Now that's funny ....


----------



## 22606 (Aug 11, 2008)

Seriously, what was the point?


----------



## Ghost of Spookie (Sep 28, 2008)

I think the answer was mindless se...... Apparently the safest activity in an apocalypse.....


----------



## Pumpkinhead625 (Oct 12, 2009)

And the airheaded shall inherit the earth


----------



## IowaGuy (Jul 30, 2012)

Pumpkinhead625 said:


> And the airheaded shall inherit the earth


*applause*


----------



## talkingcatblues (Jan 30, 2009)

Okay, that was extremely gross, but also pretty funny. That poor guy in the middle...
I loved how in the end even pigeons were > than our "heroes" there. 



Ghost of Spookie said:


> I think the answer was mindless se...... Apparently the safest activity in an apocalypse.....


Writing that on the grocery list on the fridge just in case...


----------



## annamarykahn (Oct 4, 2009)

talkingcatblues said:


> I loved how in the end even pigeons were > than our "heroes" there.
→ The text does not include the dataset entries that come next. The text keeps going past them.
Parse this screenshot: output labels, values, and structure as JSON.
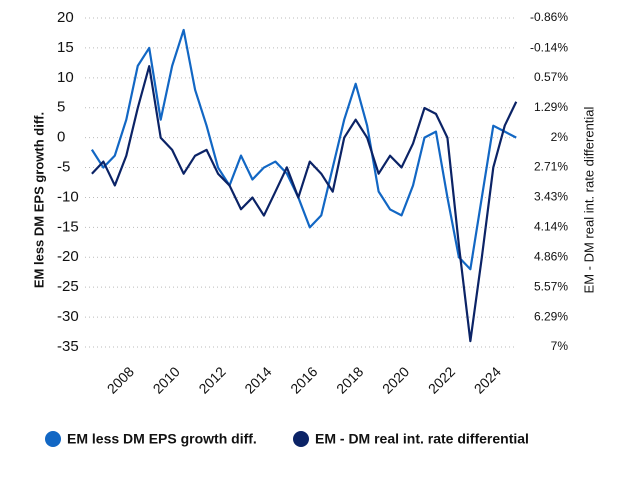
{
  "chart_data": {
    "type": "line",
    "x": [
      2006.5,
      2007,
      2007.5,
      2008,
      2008.5,
      2009,
      2009.5,
      2010,
      2010.5,
      2011,
      2011.5,
      2012,
      2012.5,
      2013,
      2013.5,
      2014,
      2014.5,
      2015,
      2015.5,
      2016,
      2016.5,
      2017,
      2017.5,
      2018,
      2018.5,
      2019,
      2019.5,
      2020,
      2020.5,
      2021,
      2021.5,
      2022,
      2022.5,
      2023,
      2023.5,
      2024,
      2024.5,
      2025
    ],
    "series": [
      {
        "name": "EM less DM EPS growth diff.",
        "color": "#1267c4",
        "axis": "y",
        "values": [
          -2,
          -5,
          -3,
          3,
          12,
          15,
          3,
          12,
          18,
          8,
          2,
          -5,
          -8,
          -3,
          -7,
          -5,
          -4,
          -6,
          -10,
          -15,
          -13,
          -5,
          3,
          9,
          2,
          -9,
          -12,
          -13,
          -8,
          0,
          1,
          -10,
          -20,
          -22,
          -10,
          2,
          1,
          0
        ]
      },
      {
        "name": "EM - DM real int. rate differential",
        "color": "#0b2366",
        "axis": "y2",
        "values": [
          2.86,
          2.57,
          3.14,
          2.43,
          1.29,
          0.29,
          2,
          2.29,
          2.86,
          2.43,
          2.29,
          2.86,
          3.14,
          3.71,
          3.43,
          3.86,
          3.29,
          2.71,
          3.43,
          2.57,
          2.86,
          3.29,
          2,
          1.57,
          2,
          2.86,
          2.43,
          2.71,
          2.14,
          1.29,
          1.43,
          2,
          4.57,
          6.86,
          4.86,
          2.71,
          1.71,
          1.14
        ]
      }
    ],
    "xlim": [
      2006.2,
      2025.6
    ],
    "xticks": [
      2008,
      2010,
      2012,
      2014,
      2016,
      2018,
      2020,
      2022,
      2024
    ],
    "ylim": [
      -35,
      20
    ],
    "yticks": [
      20,
      15,
      10,
      5,
      0,
      -5,
      -10,
      -15,
      -20,
      -25,
      -30,
      -35
    ],
    "y2lim": [
      7,
      -0.86
    ],
    "y2ticks": [
      {
        "value": -0.86,
        "label": "-0.86%"
      },
      {
        "value": -0.14,
        "label": "-0.14%"
      },
      {
        "value": 0.57,
        "label": "0.57%"
      },
      {
        "value": 1.29,
        "label": "1.29%"
      },
      {
        "value": 2,
        "label": "2%"
      },
      {
        "value": 2.71,
        "label": "2.71%"
      },
      {
        "value": 3.43,
        "label": "3.43%"
      },
      {
        "value": 4.14,
        "label": "4.14%"
      },
      {
        "value": 4.86,
        "label": "4.86%"
      },
      {
        "value": 5.57,
        "label": "5.57%"
      },
      {
        "value": 6.29,
        "label": "6.29%"
      },
      {
        "value": 7,
        "label": "7%"
      }
    ],
    "ylabel": "EM less DM EPS growth diff.",
    "y2label": "EM - DM real int. rate differential",
    "grid": true,
    "legend": "bottom"
  }
}
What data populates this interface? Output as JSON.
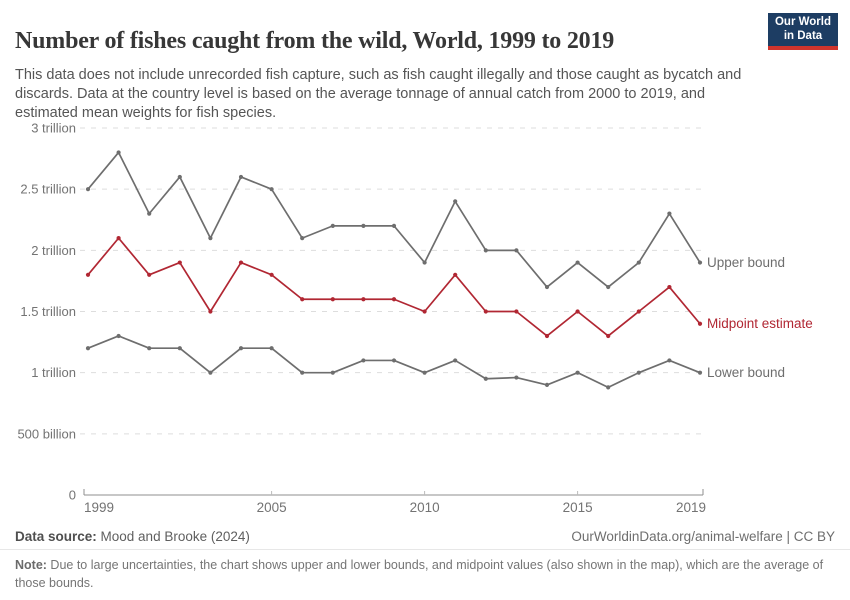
{
  "header": {
    "title": "Number of fishes caught from the wild, World, 1999 to 2019",
    "subtitle": "This data does not include unrecorded fish capture, such as fish caught illegally and those caught as bycatch and discards. Data at the country level is based on the average tonnage of annual catch from 2000 to 2019, and estimated mean weights for fish species.",
    "logo": {
      "line1": "Our World",
      "line2": "in Data",
      "bg_color": "#1d3d63",
      "accent_color": "#d0342c"
    }
  },
  "chart_data": {
    "type": "line",
    "title": "Number of fishes caught from the wild, World, 1999 to 2019",
    "x": [
      1999,
      2000,
      2001,
      2002,
      2003,
      2004,
      2005,
      2006,
      2007,
      2008,
      2009,
      2010,
      2011,
      2012,
      2013,
      2014,
      2015,
      2016,
      2017,
      2018,
      2019
    ],
    "x_ticks": [
      1999,
      2005,
      2010,
      2015,
      2019
    ],
    "unit": "trillions",
    "ylim": [
      0,
      3
    ],
    "grid": "dashed-horizontal",
    "legend_position": "right-of-line-end",
    "y_ticks": [
      {
        "value": 0,
        "label": "0"
      },
      {
        "value": 0.5,
        "label": "500 billion"
      },
      {
        "value": 1,
        "label": "1 trillion"
      },
      {
        "value": 1.5,
        "label": "1.5 trillion"
      },
      {
        "value": 2,
        "label": "2 trillion"
      },
      {
        "value": 2.5,
        "label": "2.5 trillion"
      },
      {
        "value": 3,
        "label": "3 trillion"
      }
    ],
    "series": [
      {
        "name": "Upper bound",
        "color": "#6e6e6e",
        "values": [
          2.5,
          2.8,
          2.3,
          2.6,
          2.1,
          2.6,
          2.5,
          2.1,
          2.2,
          2.2,
          2.2,
          1.9,
          2.4,
          2.0,
          2.0,
          1.7,
          1.9,
          1.7,
          1.9,
          2.3,
          1.9
        ]
      },
      {
        "name": "Midpoint estimate",
        "color": "#b12733",
        "values": [
          1.8,
          2.1,
          1.8,
          1.9,
          1.5,
          1.9,
          1.8,
          1.6,
          1.6,
          1.6,
          1.6,
          1.5,
          1.8,
          1.5,
          1.5,
          1.3,
          1.5,
          1.3,
          1.5,
          1.7,
          1.4
        ]
      },
      {
        "name": "Lower bound",
        "color": "#6e6e6e",
        "values": [
          1.2,
          1.3,
          1.2,
          1.2,
          1.0,
          1.2,
          1.2,
          1.0,
          1.0,
          1.1,
          1.1,
          1.0,
          1.1,
          0.95,
          0.96,
          0.9,
          1.0,
          0.88,
          1.0,
          1.1,
          1.0
        ]
      }
    ],
    "colors": {
      "grid": "#dddddd",
      "axis": "#8f8f8f",
      "tick_label": "#737373"
    }
  },
  "footer": {
    "data_source_label": "Data source:",
    "data_source_value": " Mood and Brooke (2024)",
    "attribution": "OurWorldinData.org/animal-welfare | CC BY",
    "note_label": "Note:",
    "note_text": " Due to large uncertainties, the chart shows upper and lower bounds, and midpoint values (also shown in the map), which are the average of those bounds."
  }
}
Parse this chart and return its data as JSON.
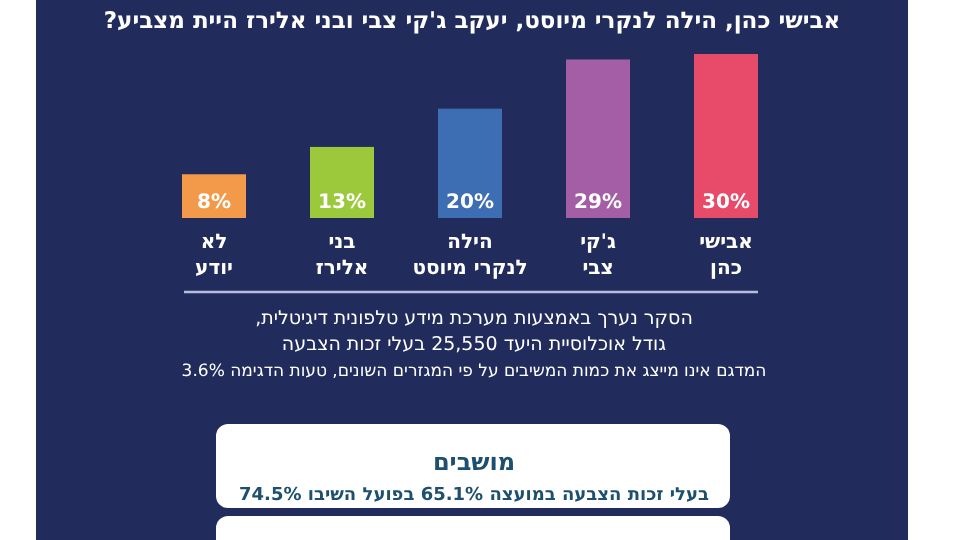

even when they put their heads together!

i was waiting to see if someone else caught that ... gr8 job ctb, looks like we're among those that won't make it! lol

amk


----------



## Ragged Grin (Nov 5, 2012)

Wow... I think I've...


sh*t.


----------



## ecto1 (Jul 15, 2012)

Great video to inspire me at the start of spring semester!!! Yay exploding heads!


----------



## spiders&snakes (Apr 9, 2010)

Unbelievable


----------